Nessa pandemia, vi certos crimes contra a humanidade que cortaram a pele e ainda hoje sangram. Porque a pele mais fácil de esconder o sangramento é a preta, coagula e fica lá, ninguém nem percebe. Eu te conheci pouco antes de me formar médica. Depois, vi que as inequidades de raça também se refletem na saúde. Vi meu povo preto morrer numa fila de espera de UTI no SUS, enquanto quem tinha dinheiro ia para UTI sem nem mesmo precisar, só pra dar mais lucro para a empresa que gerencia o hospital. Vi alguns colegas médicos negligenciando a vida do paciente do SUS porque, afinal, voltamos ao ponto que ninguém liga pra mais uma vida preta e pobre que se perde. Parece mesmo que no momento de crise a corda do direito à vida rompe do lado mais frágil, sabe? Como se já existisse antes uma força insistindo pra essa corda romper pra o povo preto e pobre. Esse ano eu morri um pouco com cada uma dessas coisas que eu vi. E às vezes não vejo solução, sabe? É tudo tão estruturado historicamente. A medicina segue nas mãos da aristocracia e o povo preto segue morrendo — ou com uma má assistência médica, ou sem assistência ou morrendo de fome. E aí pensei em te escrever. Te perguntar se daí, em Deus, você consegue enxergar um futuro mais luminoso do que eu consigo. Me lembro muito de você ao longo dos dias. Como uma saudade de um amigo íntimo. Sinto que você entenderia dessa dor que te conto agora, que você partilharia sobre como foi ser humilhado por causa de Deus, e por causa dEle, também por defender o teu povo. Sinto que você, 70 anos mais maduro que eu, aterraria meu coração ainda tão inquieto com essa dor que me ultrapassa e me transpassa. Sinto que você entenderia o que quero dizer quando digo que, para permanecer na Igreja, preciso também diariamente perdoar a Igreja por tudo o que ela ainda não pode ser. E perdoar meus irmãos por tudo que eles ofendem, as vidas que eles tiram sem saber que estão tirando.

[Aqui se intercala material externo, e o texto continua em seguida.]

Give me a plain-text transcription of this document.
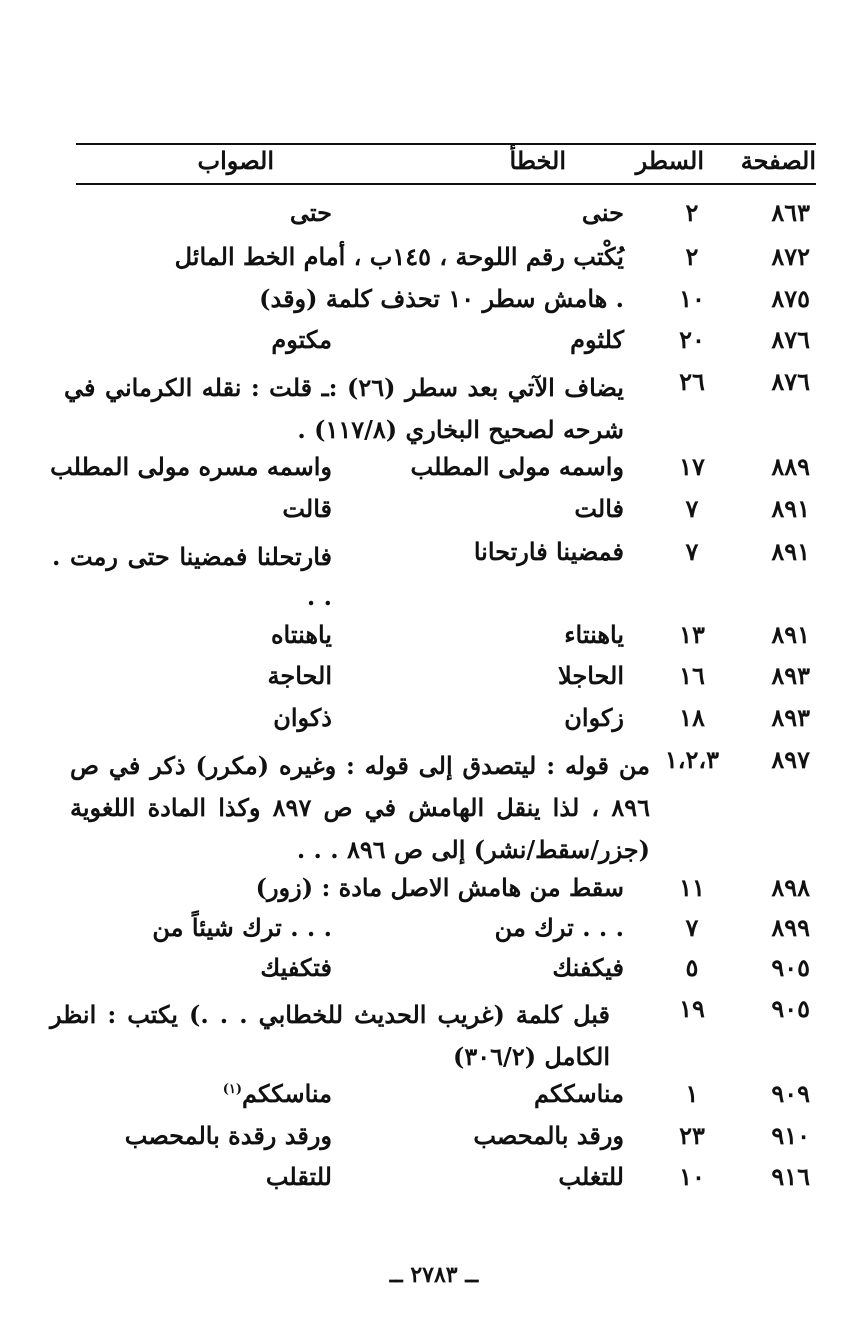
الصفحة
السطر
الخطأ
الصواب
٨٦٣
٢
حنى
حتى
٨٧٢
٢
يُكْتب رقم اللوحة ، ١٤٥ب ، أمام الخط المائل
٨٧٥
١٠
هامش سطر ١٠ تحذف كلمة (وقد) .
٨٧٦
٢٠
كلثوم
مكتوم
٨٧٦
٢٦
يضاف الآتي بعد سطر (٢٦) :ـ قلت : نقله الكرماني في شرحه لصحيح البخاري (١١٧/٨) .
٨٨٩
١٧
واسمه مولى المطلب
واسمه مسره مولى المطلب
٨٩١
٧
فالت
قالت
٨٩١
٧
فمضينا فارتحانا
فارتحلنا فمضينا حتى رمت . . .
٨٩١
١٣
ياهنتاء
ياهنتاه
٨٩٣
١٦
الحاجلا
الحاجة
٨٩٣
١٨
زكوان
ذكوان
٨٩٧
١،٢،٣
من قوله : ليتصدق إلى قوله : وغيره (مكرر) ذكر في ص ٨٩٦ ، لذا ينقل الهامش في ص ٨٩٧ وكذا المادة اللغوية (جزر/سقط/نشر) إلى ص ٨٩٦ . . .
٨٩٨
١١
سقط من هامش الاصل مادة : (زور)
٨٩٩
٧
ترك من . . .
ترك شيئاً من . . .
٩٠٥
٥
فيكفنك
فتكفيك
٩٠٥
١٩
قبل كلمة (غريب الحديث للخطابي . . .) يكتب : انظر الكامل (٣٠٦/٢)
٩٠٩
١
مناسككم
مناسككم$^{(١)}$
٩١٠
٢٣
ورقد بالمحصب
ورقد رقدة بالمحصب
٩١٦
١٠
للتغلب
للتقلب
ــ ٢٧٨٣ ــ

No fundo, eu também sou culpada por essa estrutura genocida. O mal que reina em grande escala na sociedade é o mesmo mal que reina em mim em alguns momentos. Sou uma mulher profundamente dividida, contraditória, cheia de ausências.
Deus me deu muitos bons irmãos ainda em terra, sabe? Gente cheia de amorosidade, verdadeiramente comprometidos com o evangelho. Você conhece alguns deles. Me sinto muito bem acompanhada, mas algumas dessas dores, meu caro amigo, são um tanto sozinhas. Queria que você pedisse ao Cristo, agora que estás plenamente nEle, que permaneça comigo. Assim como você, tenho plena consciência de que travo uma luta em que a derrota é garantida. E só encontro forças para lutar no Cristo que foi completamente derrotado para nos dar vida, vida em abundância. Só encontro força porque sei que a Vida que Ele me deu e que eu transmito é maior do que qualquer dor, trauma, inequidade histórica. Acredito que a Vida que Ele me dá sempre vence. Os dias também me dão essa certeza. Um dia azul, o olhar compassivo da minha preceptora, ver os bracinhos inquietos de uma criança cujo coração eu escutei bater na barriga da mãe: a vida sempre vence. Lembro de você quando lembro que em Cristo não há derrota. E que a morte é sempre Páscoa.
Hoje estava pensando que gostaria mesmo de ficar velhinha e ainda acreditar na vida, como você. Intercede por mim, Pedro. Pra que eu seja uma mulher de fibra como você foi um homem de fibra. E uma mulher de fé como você foi um homem de fé.